Вдруг мама останавливается прямо передо мной и опускается на краешек дивана:

– Ради всего святого, Герта! За что? Мы ведь столько уже пережили. За что ты устроила нам еще и это?

– Мне очень жаль…

– Глупая девчонка! Глупая, глупая девчонка! – Несколько раз она ударяет кулаком по подлокотнику дивана. – Я не научила тебя вести себя как подобает…

– Мама, прости меня, – сквозь слезы выдавливаю я. – Мне и правда очень жаль.

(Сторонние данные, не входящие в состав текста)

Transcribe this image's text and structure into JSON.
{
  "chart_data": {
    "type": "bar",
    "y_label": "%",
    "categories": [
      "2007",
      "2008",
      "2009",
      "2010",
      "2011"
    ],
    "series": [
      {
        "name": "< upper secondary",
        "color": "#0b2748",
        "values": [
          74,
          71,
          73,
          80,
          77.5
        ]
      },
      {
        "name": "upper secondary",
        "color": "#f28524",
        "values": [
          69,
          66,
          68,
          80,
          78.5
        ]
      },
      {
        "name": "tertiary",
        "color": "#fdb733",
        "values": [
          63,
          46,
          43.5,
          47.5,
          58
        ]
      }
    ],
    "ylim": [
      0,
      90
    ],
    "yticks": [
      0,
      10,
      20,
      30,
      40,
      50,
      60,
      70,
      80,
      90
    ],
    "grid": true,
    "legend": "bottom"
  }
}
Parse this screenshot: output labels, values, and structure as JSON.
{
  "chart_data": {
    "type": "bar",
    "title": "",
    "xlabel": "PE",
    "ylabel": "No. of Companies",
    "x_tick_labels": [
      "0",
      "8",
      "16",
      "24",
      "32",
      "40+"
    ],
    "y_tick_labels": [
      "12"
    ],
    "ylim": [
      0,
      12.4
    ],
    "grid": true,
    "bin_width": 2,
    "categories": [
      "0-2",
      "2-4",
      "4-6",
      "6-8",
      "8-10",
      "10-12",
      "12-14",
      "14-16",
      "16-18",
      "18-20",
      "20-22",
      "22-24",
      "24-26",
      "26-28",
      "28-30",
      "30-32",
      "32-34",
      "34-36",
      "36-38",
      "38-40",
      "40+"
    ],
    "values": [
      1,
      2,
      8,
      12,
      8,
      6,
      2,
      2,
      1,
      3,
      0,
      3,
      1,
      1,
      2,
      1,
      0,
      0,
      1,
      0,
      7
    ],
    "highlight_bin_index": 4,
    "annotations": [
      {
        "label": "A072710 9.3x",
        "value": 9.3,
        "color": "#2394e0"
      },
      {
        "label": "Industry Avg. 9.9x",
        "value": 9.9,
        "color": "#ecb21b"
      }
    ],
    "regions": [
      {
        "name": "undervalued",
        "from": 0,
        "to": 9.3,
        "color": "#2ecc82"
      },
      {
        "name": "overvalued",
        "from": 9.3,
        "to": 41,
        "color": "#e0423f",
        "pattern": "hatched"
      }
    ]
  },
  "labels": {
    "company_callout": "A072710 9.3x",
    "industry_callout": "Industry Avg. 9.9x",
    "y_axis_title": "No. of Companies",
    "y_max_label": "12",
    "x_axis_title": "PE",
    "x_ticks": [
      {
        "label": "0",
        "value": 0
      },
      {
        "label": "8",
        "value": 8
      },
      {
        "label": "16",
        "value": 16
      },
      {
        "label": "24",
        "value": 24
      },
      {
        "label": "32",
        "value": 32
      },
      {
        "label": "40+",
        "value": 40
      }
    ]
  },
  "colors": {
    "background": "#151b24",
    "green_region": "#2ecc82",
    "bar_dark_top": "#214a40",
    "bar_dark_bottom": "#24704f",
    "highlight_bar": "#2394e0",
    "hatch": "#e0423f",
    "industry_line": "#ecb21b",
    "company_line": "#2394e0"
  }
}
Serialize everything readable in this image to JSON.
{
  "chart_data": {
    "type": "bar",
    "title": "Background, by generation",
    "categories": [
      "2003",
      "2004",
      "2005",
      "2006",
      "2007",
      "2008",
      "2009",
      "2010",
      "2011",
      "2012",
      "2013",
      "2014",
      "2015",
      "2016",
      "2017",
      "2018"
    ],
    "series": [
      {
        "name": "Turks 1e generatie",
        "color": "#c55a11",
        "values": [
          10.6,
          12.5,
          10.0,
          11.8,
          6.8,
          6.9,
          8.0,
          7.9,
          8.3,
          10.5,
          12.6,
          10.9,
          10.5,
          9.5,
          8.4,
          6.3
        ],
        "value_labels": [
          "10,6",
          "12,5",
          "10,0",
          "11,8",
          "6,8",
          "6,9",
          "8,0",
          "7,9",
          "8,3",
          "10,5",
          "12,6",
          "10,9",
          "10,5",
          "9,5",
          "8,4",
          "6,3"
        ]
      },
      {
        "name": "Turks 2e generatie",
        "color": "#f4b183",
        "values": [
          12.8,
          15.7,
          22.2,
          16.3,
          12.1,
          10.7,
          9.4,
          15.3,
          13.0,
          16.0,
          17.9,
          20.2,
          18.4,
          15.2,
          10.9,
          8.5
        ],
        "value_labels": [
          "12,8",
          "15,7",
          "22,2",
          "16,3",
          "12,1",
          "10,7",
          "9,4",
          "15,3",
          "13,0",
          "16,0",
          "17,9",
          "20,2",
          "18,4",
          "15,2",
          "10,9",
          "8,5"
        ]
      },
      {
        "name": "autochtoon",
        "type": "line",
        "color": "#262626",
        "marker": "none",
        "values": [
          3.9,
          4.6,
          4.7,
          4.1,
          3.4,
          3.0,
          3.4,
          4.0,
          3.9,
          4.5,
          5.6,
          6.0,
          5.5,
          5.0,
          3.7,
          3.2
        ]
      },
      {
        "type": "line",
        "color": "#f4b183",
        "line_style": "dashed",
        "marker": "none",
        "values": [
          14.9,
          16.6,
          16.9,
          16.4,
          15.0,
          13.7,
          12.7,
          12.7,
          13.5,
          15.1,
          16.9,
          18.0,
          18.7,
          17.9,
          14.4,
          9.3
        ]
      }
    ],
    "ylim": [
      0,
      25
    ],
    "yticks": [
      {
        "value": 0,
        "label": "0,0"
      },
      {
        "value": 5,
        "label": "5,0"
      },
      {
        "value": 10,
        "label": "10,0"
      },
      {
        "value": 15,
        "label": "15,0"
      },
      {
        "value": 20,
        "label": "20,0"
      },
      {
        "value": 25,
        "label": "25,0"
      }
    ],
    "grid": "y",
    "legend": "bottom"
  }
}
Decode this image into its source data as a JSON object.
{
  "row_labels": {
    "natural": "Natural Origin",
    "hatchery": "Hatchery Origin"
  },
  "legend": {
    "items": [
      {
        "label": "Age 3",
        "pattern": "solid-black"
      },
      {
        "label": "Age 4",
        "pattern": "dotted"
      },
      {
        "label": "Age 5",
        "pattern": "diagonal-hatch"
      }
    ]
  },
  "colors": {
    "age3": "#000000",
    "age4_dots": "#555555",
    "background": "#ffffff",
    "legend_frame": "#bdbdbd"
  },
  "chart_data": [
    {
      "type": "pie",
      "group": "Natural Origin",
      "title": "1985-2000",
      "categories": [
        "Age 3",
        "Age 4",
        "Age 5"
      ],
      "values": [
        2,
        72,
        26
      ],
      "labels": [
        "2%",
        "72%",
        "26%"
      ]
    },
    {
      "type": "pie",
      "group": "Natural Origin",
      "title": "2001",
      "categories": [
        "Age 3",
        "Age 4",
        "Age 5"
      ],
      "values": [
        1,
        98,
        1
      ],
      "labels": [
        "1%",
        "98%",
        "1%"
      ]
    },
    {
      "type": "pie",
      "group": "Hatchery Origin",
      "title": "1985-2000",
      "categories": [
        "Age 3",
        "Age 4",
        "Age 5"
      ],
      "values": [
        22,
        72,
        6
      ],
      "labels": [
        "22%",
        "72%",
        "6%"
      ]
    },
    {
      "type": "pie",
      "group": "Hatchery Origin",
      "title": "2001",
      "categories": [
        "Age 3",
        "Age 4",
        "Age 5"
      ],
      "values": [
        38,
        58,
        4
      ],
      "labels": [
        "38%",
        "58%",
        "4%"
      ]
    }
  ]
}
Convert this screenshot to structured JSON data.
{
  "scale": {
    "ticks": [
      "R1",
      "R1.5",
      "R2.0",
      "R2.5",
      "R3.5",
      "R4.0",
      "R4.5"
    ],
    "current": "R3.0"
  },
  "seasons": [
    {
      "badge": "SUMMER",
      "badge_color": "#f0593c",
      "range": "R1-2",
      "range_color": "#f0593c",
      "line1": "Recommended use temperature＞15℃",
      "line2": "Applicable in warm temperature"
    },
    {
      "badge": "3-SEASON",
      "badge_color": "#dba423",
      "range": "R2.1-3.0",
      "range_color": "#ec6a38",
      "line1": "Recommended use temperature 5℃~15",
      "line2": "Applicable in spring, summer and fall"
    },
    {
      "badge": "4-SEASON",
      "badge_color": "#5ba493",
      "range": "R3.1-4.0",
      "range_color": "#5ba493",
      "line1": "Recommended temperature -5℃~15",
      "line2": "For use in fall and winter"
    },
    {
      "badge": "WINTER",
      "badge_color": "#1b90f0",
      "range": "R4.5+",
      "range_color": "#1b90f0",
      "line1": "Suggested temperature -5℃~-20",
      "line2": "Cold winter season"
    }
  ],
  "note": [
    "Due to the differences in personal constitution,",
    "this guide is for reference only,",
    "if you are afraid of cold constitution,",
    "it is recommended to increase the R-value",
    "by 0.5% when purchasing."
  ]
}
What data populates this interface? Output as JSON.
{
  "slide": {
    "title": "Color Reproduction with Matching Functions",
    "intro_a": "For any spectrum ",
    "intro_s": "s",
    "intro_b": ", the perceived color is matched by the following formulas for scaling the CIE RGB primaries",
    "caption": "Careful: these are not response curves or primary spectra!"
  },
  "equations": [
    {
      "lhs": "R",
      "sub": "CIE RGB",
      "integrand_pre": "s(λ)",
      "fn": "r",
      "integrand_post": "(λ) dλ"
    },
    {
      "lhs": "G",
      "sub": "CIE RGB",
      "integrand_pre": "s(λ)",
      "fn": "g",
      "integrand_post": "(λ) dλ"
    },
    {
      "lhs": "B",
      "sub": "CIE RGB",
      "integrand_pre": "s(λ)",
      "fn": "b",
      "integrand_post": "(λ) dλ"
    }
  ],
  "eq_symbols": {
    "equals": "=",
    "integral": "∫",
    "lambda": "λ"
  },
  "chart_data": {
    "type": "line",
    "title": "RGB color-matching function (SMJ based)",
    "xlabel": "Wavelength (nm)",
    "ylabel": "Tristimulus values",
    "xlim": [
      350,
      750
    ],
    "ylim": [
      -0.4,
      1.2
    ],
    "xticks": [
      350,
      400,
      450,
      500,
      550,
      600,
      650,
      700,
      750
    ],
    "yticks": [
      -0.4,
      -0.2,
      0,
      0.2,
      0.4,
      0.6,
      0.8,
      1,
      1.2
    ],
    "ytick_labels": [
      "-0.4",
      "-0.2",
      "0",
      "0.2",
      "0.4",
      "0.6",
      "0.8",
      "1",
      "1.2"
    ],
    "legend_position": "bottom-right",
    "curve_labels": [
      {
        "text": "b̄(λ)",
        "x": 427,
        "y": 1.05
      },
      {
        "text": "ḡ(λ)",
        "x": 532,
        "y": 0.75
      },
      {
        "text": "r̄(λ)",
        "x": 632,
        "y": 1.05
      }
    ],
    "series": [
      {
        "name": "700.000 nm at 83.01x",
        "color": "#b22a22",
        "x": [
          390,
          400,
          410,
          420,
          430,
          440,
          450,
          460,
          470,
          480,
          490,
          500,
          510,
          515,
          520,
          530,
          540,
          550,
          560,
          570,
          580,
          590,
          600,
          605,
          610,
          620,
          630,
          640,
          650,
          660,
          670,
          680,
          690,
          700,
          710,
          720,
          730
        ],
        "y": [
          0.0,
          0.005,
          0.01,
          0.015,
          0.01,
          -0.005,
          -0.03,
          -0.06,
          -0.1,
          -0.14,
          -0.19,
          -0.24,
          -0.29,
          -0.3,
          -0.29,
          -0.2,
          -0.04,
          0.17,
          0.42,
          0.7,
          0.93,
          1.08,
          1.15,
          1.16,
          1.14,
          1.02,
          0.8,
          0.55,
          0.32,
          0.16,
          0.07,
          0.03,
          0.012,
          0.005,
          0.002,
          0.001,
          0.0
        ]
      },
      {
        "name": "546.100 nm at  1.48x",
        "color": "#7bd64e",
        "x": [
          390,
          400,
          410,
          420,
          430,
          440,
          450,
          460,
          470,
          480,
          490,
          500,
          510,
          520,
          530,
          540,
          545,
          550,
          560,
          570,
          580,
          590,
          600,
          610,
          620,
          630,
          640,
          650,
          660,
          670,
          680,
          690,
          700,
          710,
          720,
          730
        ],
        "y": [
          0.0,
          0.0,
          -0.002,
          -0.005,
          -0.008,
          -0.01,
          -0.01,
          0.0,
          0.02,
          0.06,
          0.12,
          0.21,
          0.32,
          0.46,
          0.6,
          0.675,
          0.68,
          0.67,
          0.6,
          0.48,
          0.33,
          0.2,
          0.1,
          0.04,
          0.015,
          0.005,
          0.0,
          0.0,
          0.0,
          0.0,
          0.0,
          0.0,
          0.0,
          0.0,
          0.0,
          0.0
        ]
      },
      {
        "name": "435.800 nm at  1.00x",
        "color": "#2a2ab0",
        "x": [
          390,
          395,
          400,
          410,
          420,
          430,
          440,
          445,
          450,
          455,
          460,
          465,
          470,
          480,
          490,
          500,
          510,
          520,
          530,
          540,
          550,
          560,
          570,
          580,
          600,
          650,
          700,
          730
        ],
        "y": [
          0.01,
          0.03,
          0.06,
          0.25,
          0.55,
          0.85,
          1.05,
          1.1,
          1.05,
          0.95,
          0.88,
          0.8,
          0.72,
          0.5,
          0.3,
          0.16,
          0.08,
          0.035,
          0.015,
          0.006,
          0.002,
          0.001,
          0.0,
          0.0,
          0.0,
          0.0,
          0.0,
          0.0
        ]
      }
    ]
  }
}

– Еще бы, – говорит она севшим голосом. – Ему ведь придется жениться на тебе. Надеюсь. Он знает?

– Кто? – шепчу я.

– Чертов папаша! – почти выплевывает она. – Кто же еще? Господи, какой стыд! А ведь ты могла бы сделать прекрасную партию. Томас – я так полагаю, это он, – совсем не то, что мы с папой имели для тебя в виду. Как же он будет разочарован! Но ничего уже не поделаешь. Кстати, ты тоже можешь забыть все свои мечты насчет экзаменов, университета, работы. Надеюсь, ты это понимаешь? – Дрожащей рукой она подносит ко рту сигарету, глубоко затягивается, щуря глаза.

– Я не знаю, кто его отец.

– Что?! – взвивается мама, уставившись на меня как на помешанную. – Господи! Что значит – не знаю? Сколько же парней у тебя было, ты, грязная шлюшка? – Мама почти визжит, она на грани истерики.

– Я не это имела в виду. Конечно, я знаю, от кого этот ребенок. Но не скажу.

– Господи боже мой, это еще что за новости?!

– Мамочка. Мне так жаль…

– Ну тогда напиши ему сама, этому как-его-там. И побыстрее. Ему еще предстоит оправиться от шока. С другой стороны, – она глухо смеется, – мог бы подумать о последствиях, прежде чем сделал это с тобой. Разве нет? Глупые они, эти мужчины. Никогда ни о чем не думают, а? Хотя нет, они, конечно, думают, да только все мысли у них об одном и том же. – Она трясет головой, одно колено у нее начинает подпрыгивать.

Я прячу лицо в ладони.

– Герта, ты должна рассказать мне, кто его отец.

– Не могу.

– Не смеши меня, Хетти! Речь идет о серьезных вещах. Ты должна назвать мне имя этого человека и выйти за него замуж.

– Ты не понимаешь. Я не могу, физически.

Мамино колено замирает.

– Кто, черт возьми, отец?! – визжит она, приближая ко мне красное от гнева лицо. – Ты хотя бы представляешь, что скажет отец, когда узнает?

Она замахивается, чтобы ударить меня. Я отворачиваюсь. Никогда еще не видела ее в таком гневе. Несколько секунд мы смотрим друг другу в глаза, но вот она вскакивает и, завывая, точно волчица, снова пускается в забег по комнате.

Я сижу, уставившись в пол. Геометрический орнамент ковра под кофейным столиком плывет у меня перед глазами, цвета мешаются. Кирпично-красный. Оливковый. Жженая охра. Желтоватый верблюжий.

– Прошу тебя, Хетти. Я ничем не смогу тебе помочь, если ты не назовешь имя. Ну же, давай… – Настроение изменилось; теперь мать уговаривает меня, упрашивает.

– Не могу.

– Тогда хотя бы объясни прочему?

Я поднимаю голову, смотрю на нее. Вижу устремленные на меня большие встревоженные глаза, напряженный взгляд. Отрицательно мотаю головой, и слезы снова подкатывают к горлу. Тень ужаса накрывает ее лицо.

– Ох, Герта, – шепчет она, – он что, женат?

– Нет, мама.

Хотя он ведь и правда женат.

Кровь стынет у меня в жилах. Папа до конца недели в Дрездене, что, в общем-то, не мешает ему быть сейчас с любовницей и новорожденным сыном, а не трудиться в качестве офицера СС на благо Германии, как считает мама.

Одна ложь громоздится на другую, та – на третью. Неправда и фальшь наслаиваются, постепенно образуя гору: так из слоев мокрого песка растет замок, но время пройдет, песок высохнет, и замок сначала накренится, а потом рассыплется.